3D printing revolutionizes our world with no limits to imagination and creativity. Objects of almost any shape can now be printed; patterns can easily be scaled or customized to mimic various structures. Combinations of 3D printing with other techniques have found wide applicability in various fields. Here, Wang et al. present a fabrication method which combines 3D printing with electrospinning to introduce microstructures to polymer scaffolds. These fibrous scaffolds can help to serve as a platform for tissue engineering of artificial organs.
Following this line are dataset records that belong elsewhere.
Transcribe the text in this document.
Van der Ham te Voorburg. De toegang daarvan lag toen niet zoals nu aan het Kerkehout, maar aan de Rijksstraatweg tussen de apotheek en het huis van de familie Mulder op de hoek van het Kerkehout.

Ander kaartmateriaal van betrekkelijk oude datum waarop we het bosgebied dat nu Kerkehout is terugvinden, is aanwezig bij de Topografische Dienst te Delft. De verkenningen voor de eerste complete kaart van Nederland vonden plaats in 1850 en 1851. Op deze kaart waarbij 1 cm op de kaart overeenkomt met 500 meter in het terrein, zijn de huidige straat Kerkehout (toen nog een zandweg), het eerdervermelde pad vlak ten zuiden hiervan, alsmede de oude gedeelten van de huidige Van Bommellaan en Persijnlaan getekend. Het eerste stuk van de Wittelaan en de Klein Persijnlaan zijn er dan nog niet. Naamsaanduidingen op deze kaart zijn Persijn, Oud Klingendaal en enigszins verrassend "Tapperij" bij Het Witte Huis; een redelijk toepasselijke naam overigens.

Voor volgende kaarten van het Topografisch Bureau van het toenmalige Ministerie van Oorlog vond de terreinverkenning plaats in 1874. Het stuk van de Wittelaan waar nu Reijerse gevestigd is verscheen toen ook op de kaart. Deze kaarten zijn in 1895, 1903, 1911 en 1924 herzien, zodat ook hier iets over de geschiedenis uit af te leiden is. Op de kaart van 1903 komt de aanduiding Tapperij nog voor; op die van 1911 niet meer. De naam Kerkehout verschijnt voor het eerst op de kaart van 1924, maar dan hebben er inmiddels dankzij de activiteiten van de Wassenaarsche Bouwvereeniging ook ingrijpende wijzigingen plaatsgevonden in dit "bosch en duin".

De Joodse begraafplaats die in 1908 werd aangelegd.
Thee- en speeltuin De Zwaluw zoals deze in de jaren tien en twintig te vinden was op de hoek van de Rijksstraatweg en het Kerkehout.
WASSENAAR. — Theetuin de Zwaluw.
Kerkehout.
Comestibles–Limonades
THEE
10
After implantation of an artificially produced tissue, it is often difficult to ensure a sufficient nutrient supply of new tissue engineered construct. Ingrowth of vessels from the body induced by angiogenic factors is slow and artificially produced tissues with internal vasculature often have shortcomings such as low mechanical strength, limited diffusion or nondegrability.
The scientists from the University of Pittsburgh, Pennsylvania address this issue by introducing a new approach. 3D printing is used to produce water-soluble poly(vinylalcohol) networks as sacrificial templates with vascular-like branching to transfer microvascular patterns to fibrous scaffolds. Endothelial cells can be grown to cover the lumen of those artificial vessels, which show reduced permeability compared to bare vessels without cells. The scaffolds are strong enough to be connected to host vessels and immediately perfused upon and they are biodegradable which makes them ideal for regeneration in tissue engineering applications.